Research Summary
As an Earthwatch volunteer, you’ll study how Darwin’s finches continue to evolve in relation to another immigrant to the Galapagos: the Philornis downsi fly. This introduced species probably came to the Galapagos on cargo ships in the 1960s. As an adult, the fly eats fruit. But it lays its eggs in finch nests, and once they hatch, the larvae feed on the blood and tissue of the nestlings. Since 2000, we have observed alarmingly high nestling mortality, with anywhere from 30 to 98 percent of chicks dying each year. Our research focuses on two related issues: how best to control the Philornis parasite, and how physical changes due to Philornis are shaping evolutionary change in Darwin’s finches.
As a project participant, you will be involved in many aspects of research:
DNA and Evolution. You’ll help set up, monitor, and remove finches from mist nets. You’ll play finch songs on iPods to attract birds to the nets. You’ll also examine the evolutionary response of the finches to Philornis and other selective pressures by measuring changes in their physical shape and genetics.
Bird Song. You’ll help record the number of times a male finch sings at his display nest (males usually build several nests in their territories to attract females, and use the best as their display nest). We will train you to make high-quality recordings and show you how we will analyze them to compare songs between species, habitats, and islands.
Monitoring finch nests. You’ll help to search for nests, using a GPS unit to mark nest positions, checking nests for finch activity, and collecting and disassembling used nests to count the parasite larvae and pupae. You’ll also record finch behavior at nests, such as singing, mate guarding, egg incubating, nestling feeding, and activity by finch predators.
Surveying bird populations. As part of a land-bird monitoring program in partnership with Galapagos National Park, you’ll help researchers record bird activity at various points on the islands. You’ll help find birds and record location, weather, and other observational data. You may also record the bird song at these points to facilitate comparisons of song dialect.
With your help, we can increase our annual monitoring efforts of finch populations across islands to keep close track of how their populations are faring as we implement control programs for Philornis. Your work will help save Darwin’s finches from extinction: birds that have provided humankind with transformative insights about evolutionary processes and dynamics, and that are still the best animals from which to learn about how vertebrates evolve in the wild.
Meet the Scientists

Prof. Sonia Kleindorfer
Prof. Sonia Kleindorfer is an ornithologist with expertise in behavioral ecology and evolutionary ecology. She studied at the University of Pennsylvania, University of Vienna, and the University of Washington School of Medicine. She is the scientific director of the Flinders Research Centre for Climate Adaptation and Animal Behaviour and the head of department for Animal Behaviour at Flinders University.

Dr. Jeremy Robertson
Dr. Jeremy Robertson is a specialist in bioacoustics, and is also a Senior Lecturer at Flinders University.

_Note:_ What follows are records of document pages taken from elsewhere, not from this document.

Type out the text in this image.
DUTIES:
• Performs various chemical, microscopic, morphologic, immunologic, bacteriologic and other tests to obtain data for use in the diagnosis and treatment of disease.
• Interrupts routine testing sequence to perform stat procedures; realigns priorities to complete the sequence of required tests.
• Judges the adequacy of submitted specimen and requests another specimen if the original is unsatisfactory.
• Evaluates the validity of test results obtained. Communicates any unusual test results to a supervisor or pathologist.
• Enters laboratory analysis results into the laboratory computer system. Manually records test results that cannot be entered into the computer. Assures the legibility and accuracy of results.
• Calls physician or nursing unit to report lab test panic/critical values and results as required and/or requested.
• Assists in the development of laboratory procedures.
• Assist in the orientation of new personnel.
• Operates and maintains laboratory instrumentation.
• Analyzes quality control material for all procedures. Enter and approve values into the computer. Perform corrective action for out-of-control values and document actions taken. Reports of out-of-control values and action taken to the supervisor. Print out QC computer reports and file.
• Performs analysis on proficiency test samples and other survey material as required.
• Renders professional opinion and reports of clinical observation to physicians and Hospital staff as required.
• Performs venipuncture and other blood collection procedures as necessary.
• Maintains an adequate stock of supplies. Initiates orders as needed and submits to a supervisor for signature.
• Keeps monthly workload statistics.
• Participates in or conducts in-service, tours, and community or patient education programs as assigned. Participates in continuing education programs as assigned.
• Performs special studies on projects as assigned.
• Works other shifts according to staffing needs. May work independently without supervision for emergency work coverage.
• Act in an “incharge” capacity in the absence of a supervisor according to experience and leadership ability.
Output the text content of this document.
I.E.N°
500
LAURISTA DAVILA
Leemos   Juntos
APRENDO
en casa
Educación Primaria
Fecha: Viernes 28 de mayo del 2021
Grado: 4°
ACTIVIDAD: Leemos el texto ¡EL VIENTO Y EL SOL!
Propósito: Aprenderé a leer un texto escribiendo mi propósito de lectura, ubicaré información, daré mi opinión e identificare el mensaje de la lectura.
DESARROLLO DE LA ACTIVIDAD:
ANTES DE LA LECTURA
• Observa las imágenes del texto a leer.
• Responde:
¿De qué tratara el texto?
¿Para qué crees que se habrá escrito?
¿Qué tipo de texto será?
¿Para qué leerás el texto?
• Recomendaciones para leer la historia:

He did his Honours degree at Aberdeen University, Scotland and completed his Ph.D. some thirty years ago at the Australian National University, focusing on the role of acoustics in female mate choice and male competition for access to females in frogs. He has since worked on song in a variety of birds, and with Darwin’s finches specifically since 2004. Together with Prof. Kleindorfer, he has supervised several Ph.D.s that serve as the basis of this Earthwatch project.

Dr. Jody O'Connor
Dr. Jody O’Connor has a Ph.D. in conservation biology from Flinders University, South Australia. Jody implemented the video monitoring of Darwin’s finch nests and documented the massive in-nest mortality patterns caused by Philornis downsi. Because of Jody’s work on population dynamics, the International Union for Conservation of Nature recognizes the medium tree finch found only on Floreana Island as critically endangered.